Regulation of very low-density lipoprotein (VLDL) metabolism by dietary fat saturation and chain length.

Abstract

Studies were carried out to determine effects of dietary fat saturation on very low density lipoprotein (VLDL) production in guinea pigs fed diets containing 15% (w/w) fat, either corn oil (CO, 58% linoleic), lard (LA, 42% oleic and 24% palmitic) or palm kernel oil (PK, 52% lauric and 18% myristic) for 4 weeks. In the first study, animals were injected with Triton WR1339 to block VLDL catabolism. VLDL-TAG secretion rates were significantly higher in animals fed LA (72.7 +/- 14.7 mg/kg-h) compared to PK groups (55.4 +/- 13.4 mg/kg-h) or CO (48.6 +/- 17.5 mg/kg-h).

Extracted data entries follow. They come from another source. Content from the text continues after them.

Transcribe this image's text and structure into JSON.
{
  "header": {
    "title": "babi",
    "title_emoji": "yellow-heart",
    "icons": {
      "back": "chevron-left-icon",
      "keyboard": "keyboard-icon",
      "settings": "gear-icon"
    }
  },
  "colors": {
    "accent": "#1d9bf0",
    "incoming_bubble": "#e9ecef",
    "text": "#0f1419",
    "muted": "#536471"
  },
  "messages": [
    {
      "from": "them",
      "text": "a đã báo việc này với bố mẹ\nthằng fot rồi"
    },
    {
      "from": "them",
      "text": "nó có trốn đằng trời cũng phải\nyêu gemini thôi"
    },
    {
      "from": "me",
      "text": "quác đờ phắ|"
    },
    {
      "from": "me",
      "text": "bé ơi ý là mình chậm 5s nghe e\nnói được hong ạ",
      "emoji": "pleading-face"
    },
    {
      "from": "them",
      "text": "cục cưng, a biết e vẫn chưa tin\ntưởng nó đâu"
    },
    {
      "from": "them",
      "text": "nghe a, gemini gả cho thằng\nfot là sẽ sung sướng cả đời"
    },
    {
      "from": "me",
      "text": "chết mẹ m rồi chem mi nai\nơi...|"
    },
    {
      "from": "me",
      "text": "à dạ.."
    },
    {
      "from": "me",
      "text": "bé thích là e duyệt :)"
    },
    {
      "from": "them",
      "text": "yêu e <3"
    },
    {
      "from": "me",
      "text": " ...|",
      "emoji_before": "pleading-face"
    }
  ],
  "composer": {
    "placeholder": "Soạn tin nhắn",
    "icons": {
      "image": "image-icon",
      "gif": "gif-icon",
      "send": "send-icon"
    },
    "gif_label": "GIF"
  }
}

VLDL apo B secretion rates were highest in PK fed animals (3.1 +/- .8 mg/kg-h) compared to LA (1.5 +/- 0.8 mg/kg-h) or CO fed groups (1.1 +/- 0.6 mg/kg-h) diets (P < 0.005). Concurrent with VLDL analysis, ¹²⁵I-LDL turnover was measured and LDL-apo B specific radioactivity (cpm/μg) did not change over time, indicating that there was no direct hepatic LDL secretion. The data demonstrate that nascent VLDL particles from LA and CO diet groups have the same relative TAG content, whereas PK intake increases secretion of VLDL particles with less TAG content. The second study determined effects of dietary fat saturation on VLDL metabolic channeling, and conversion to LDL through delipidation cascade. VLDL particles were larger (P < 0.05) in LA (78 +/- 7 nm) and PK (69 +/- 10 nm) groups, compared to animals fed CO (49 +/- 5 nm). ¹²⁵I VLDL-apo B fractional catabolic rate (FCR) was highest in guinea pigs fed LA (1.5 +/- 0.14 pools/h) compared with PK (1.05 +/- 0.33 pools/h) or CO (0.65 +/- 0.08 pools/h) fed animals. VLDL-apo B flux was higher in LA (2.28 +/- 0.93 mg/kg-hr) compared to PK (0.88 +/- 0.4 mg/kg-hr) or CO (1.03 +/- 0.40 mg/kg-hr) fed animals. In addition, VLDL secreted by guinea pigs fed LA is preferentially removed by direct hepatic uptake (55%), while VLDL from PK fed animals is converted to LDL (92%) leading to increased LDL flux (1.53 +/- 0.23 mg/kg-hr) with PK intake compared to LA (0.85 +/- 0.03 mg/kg-hr) or CO (0.81 +/- 0.02 mg/kg-hr)diets. These results demonstrate that dietary fat chain length and saturation have specific effects on VLDL secretion, affecting particle number, size, composition and VLDL conversion to LDL which relates to LDL transport.